For the last several years of her life Alice Colman lived at her home in Kankakee and during that time different members of cross-plaintiffs’ families lived with her. They were present when the 1933 lease was executed; in fact, one of them wrote it on a typewriter. At this time a conversation took place relative to Jesse Colman’s obtaining a tax title to the property. Jesse told Alice Colman he wanted to obtain her share of the property by tax title. The evidence is in conflict as to what else was said. Alice Ells-worth, Jerome Hollenbeck, Louella Hollenbeck, and Estella Ellsworth, all related to cross-plaintiffs, testified either that he said “as long as your people have no interest in this property, I might as well have it as anyone” or that he said “as long as your people cannot get this property, I might as well have it as anyone.” Jesse Colman denied having made these statements and testified that what he did say was that “as long as you or your folks have not the money to buy these taxes, I might as well buy them as anyone.” After 1932, Alice never paid the taxes on the property. Jesse bought the farm at a tax sale in 1933 and has since that time continued to pay the taxes. At the time of her death he had paid taxes in excess of $1000, but never took out a tax deed. After the execution of the 1933 lease he also paid the insurance premiums on the buildings and paid for the repairs.

The quitclaim deed in question was executed January 11, 1934, about eleven months after the last lease was made. There is testimony that when the lease was being procured Jesse said he might later want a quitclaim deed to protect his tax title. About noon, January 11, he came to Alice Colman’s home and had a conversation with her. Other members of the family were in the house and the door to the bedroom in which Jesse and Alice were talking, was open, but none of them overheard the conversation. Jesse left and went to the office of A. L. Granger, an attorney, and asked him to prepare the deed. Granger did so, went alone to the Alice Colman home, told her he had a quitclaim deed, read it to her, and she signed it in the presence of members of the Ellsworth family. The deed reserved a life estate in Alice Colman. She had been ill with the “flu” or a cold for about ten days and was in bed at the time, but there is no claim she was not then mentally sound.

At the time of this transaction Alice Colman was ninety years old. Physically she was in as good condition as the normal person of her age. Mentally she was active and alert, and made an effort to keep informed on current events.

The record contains a great deal of testimony by members of the Mary Ellsworth family, on the basis of which the argument is made that a fiduciary relation existed between Jesse and Alice Colman. However, it sheds little light on this question. By their own statements, she rarely discussed business matters with them. They accompanied her when she visited the farm, about two or three times a year, but she and Jesse never talked business then. Jesse came to see her two or three times a year and they discussed farm problems privately. Two witnesses testified they thought Jesse managed the farm, but when asked in what respect his position differed from that of any other tenant, they were unable to answer, except that one of them said Alice did not require him to do things her way and never criticised what he was doing. There is no evidence that Jesse ever transacted any business with or for her other than that connected with the farm.
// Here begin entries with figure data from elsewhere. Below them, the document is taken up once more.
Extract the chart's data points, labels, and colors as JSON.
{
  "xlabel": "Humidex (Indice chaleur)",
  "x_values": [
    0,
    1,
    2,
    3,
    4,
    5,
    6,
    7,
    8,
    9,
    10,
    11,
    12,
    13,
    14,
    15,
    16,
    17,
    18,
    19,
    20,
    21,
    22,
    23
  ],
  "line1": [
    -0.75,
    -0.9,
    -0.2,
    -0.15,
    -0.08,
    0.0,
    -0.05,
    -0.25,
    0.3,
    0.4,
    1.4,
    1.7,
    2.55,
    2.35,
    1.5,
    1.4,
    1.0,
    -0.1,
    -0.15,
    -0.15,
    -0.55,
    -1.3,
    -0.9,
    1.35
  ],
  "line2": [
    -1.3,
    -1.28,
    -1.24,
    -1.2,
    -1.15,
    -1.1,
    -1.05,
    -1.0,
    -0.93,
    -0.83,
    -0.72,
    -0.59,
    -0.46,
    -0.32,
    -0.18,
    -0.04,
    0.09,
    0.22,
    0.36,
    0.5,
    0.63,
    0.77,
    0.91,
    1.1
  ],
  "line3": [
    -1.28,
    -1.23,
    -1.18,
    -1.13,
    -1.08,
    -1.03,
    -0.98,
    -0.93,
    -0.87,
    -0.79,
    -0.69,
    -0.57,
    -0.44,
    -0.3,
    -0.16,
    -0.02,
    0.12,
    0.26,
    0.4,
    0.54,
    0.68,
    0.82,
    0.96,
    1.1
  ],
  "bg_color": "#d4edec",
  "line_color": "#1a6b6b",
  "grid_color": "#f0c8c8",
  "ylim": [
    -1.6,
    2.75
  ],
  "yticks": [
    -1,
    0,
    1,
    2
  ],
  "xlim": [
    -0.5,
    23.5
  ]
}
Louella Hollenbeck, daughter of Mary Ellsworth, testified she asked Alice Colman why she signed the deed, and Alice replied it did not mean anything; that she “had no interest in it anyway.” On the other hand, Jesse Colman, his sister and her daughter, testified as to conversations in which Alice said she owned half the farm and she intended Jesse should have it.

This brings us to the question of whether the existence of a fiduciary relation between Jesse and Alice Colman was proved. In Wharton v. Meyers, 371 Ill. 546, we held the mere fact that the grantee is a tenant of the grantor does not establish a fiduciary relation or place the tenant in a superior position: Nor is such a relationship shown by the fact the grantee is a foster-child of the grantor. (White v. Smith, 338 Ill. 23; Sears v.